You could use Array#rotate to create the "destination" alphabet:

alphabet13 = alphabet.rotate(13)
#=> ["n", "o", "p", "q", "r", "s", "t", "u", "v", "w", "x", "y", "z",
#    "a", "b", "c", "d", "e", "f", "g", "h", "i", "j", "k", "l", "m"]
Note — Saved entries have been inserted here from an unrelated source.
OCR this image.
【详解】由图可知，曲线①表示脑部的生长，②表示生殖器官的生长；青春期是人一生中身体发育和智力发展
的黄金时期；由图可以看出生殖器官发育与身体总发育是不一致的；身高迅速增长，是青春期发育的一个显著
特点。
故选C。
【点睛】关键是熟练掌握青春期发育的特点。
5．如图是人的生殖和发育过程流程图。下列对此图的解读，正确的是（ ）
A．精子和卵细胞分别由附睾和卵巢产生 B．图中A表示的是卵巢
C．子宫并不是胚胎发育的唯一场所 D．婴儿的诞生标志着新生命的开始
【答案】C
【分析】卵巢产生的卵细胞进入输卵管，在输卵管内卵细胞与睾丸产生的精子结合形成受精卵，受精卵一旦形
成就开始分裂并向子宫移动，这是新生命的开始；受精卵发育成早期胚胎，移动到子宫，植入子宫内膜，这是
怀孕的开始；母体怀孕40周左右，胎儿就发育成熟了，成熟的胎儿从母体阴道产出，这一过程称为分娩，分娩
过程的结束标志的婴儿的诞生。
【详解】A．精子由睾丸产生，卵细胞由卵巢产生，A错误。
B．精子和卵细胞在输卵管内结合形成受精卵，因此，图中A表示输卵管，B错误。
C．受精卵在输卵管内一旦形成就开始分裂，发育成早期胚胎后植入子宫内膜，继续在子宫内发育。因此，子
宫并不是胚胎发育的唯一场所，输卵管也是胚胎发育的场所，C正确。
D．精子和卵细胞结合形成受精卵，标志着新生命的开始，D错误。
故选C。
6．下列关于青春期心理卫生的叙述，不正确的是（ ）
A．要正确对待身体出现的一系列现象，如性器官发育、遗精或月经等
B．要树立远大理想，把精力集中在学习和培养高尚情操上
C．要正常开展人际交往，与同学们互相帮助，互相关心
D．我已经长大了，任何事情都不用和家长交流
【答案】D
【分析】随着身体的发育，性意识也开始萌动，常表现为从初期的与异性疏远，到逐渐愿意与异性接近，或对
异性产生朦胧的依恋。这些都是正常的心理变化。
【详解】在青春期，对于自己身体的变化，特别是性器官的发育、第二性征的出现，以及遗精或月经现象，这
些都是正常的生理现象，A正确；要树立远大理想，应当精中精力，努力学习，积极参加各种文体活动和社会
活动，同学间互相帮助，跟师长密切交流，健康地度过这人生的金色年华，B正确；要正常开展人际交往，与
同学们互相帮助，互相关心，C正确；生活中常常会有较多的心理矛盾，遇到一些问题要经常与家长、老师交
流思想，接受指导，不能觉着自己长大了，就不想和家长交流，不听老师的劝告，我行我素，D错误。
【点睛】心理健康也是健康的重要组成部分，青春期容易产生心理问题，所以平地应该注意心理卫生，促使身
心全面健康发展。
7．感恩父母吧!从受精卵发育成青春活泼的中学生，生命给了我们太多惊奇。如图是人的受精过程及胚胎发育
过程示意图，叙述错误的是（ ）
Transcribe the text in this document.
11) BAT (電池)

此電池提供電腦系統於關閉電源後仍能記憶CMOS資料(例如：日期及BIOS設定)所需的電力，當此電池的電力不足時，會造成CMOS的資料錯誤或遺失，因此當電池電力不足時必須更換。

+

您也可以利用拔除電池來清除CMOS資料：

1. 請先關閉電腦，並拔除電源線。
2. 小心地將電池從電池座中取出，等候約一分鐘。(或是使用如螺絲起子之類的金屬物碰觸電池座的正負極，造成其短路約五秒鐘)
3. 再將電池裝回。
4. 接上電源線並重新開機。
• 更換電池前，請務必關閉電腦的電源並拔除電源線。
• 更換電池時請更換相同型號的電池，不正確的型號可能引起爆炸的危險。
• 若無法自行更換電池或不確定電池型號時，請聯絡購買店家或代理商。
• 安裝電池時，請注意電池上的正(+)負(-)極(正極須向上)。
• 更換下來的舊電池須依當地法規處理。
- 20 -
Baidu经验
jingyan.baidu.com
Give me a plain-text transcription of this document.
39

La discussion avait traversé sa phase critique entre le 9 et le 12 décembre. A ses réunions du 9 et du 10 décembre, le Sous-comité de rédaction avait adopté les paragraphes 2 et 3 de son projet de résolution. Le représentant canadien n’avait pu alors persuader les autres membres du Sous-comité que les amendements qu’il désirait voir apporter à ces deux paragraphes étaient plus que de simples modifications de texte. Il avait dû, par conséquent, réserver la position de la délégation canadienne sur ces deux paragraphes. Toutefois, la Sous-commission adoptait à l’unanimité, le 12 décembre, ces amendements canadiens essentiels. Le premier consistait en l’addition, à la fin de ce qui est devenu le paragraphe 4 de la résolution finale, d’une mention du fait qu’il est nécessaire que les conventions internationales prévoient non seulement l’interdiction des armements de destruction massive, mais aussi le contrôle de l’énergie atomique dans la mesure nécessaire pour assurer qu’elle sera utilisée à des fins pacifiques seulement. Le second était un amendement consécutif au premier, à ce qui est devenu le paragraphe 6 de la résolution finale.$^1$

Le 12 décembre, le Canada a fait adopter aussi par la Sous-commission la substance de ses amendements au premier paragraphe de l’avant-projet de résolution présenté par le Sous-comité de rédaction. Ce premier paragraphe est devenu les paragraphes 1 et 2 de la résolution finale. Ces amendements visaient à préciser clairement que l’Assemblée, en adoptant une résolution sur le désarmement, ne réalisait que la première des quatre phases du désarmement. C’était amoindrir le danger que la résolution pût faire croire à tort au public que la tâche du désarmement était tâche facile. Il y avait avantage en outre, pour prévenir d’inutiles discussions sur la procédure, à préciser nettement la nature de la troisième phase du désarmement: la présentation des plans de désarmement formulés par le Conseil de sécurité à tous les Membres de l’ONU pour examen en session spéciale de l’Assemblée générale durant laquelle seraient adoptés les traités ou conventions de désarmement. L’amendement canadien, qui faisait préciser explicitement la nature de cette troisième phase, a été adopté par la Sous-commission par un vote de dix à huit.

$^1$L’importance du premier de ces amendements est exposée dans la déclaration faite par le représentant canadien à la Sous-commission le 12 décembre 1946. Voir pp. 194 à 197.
Build a replacement hash by zip-ing both arrays:

replacement = alphabet.zip(alphabet13).to_h
#=> {"a"=>"n", "b"=>"o", "c"=>"p", "d"=>"q", "e"=>"r", "f"=>"s", "g"=>"t",
#    "h"=>"u", "i"=>"v", "j"=>"w", "k"=>"x", "l"=>"y", "m"=>"z",
#    "n"=>"a", "o"=>"b", "p"=>"c", "q"=>"d", "r"=>"e", "s"=>"f", "t"=>"g",
#    "u"=>"h", "v"=>"i", "w"=>"j", "x"=>"k", "y"=>"l", "z"=>"m"}

And use gsub to perform the substitution:

'abc xyz'.gsub(/[a-z]/, replacement)
#=> "nop klm"

You can also use Regexp.union(replacement.keys) instead of the hard coded /[a-z]/.

Replacing the uppercase characters can be done in a separate step or by incorporating them into the replacement hash. I leave that to you.

Answer 4

Here's the simplest thing that can work (utilizing the little-used String#tr). Gracefully handles non-letters too.

def rot13(str)
  alphabet     = 'abcdefghijklmnopqrstuvwxyzABCDEFGHIJKLMNOPQRSTUVWXYZ'
  replacements = 'nopqrstuvwxyzabcdefghijklmNOPQRSTUVWXYZABCDEFGHIJKLM'
  str.tr(alphabet, replacements)
end

rot13('abc') # => "nop"
rot13('nOp 123') # => "aBc 123"

Answer 5

You could do this

def rot13(string)
  string.each_codepoint.map { |c|
    new_c = c + 13 # Increment in alphabets
    if ((c.between?('a'.ord, 'z'.ord) && new_c > 'z'.ord) || (c.between?('A'.ord, 'Z'.ord) && new_c > 'Z'.ord))
      new_c -= 26 # This would keep the character within desired range
    end
    new_c.chr
  }.join('')
end

Answer 6

I don't understand your entire code, but if that works for the beginning of the alphabets, then you should perhaps change all index + 13 to (index + 13) % 26, and it should work.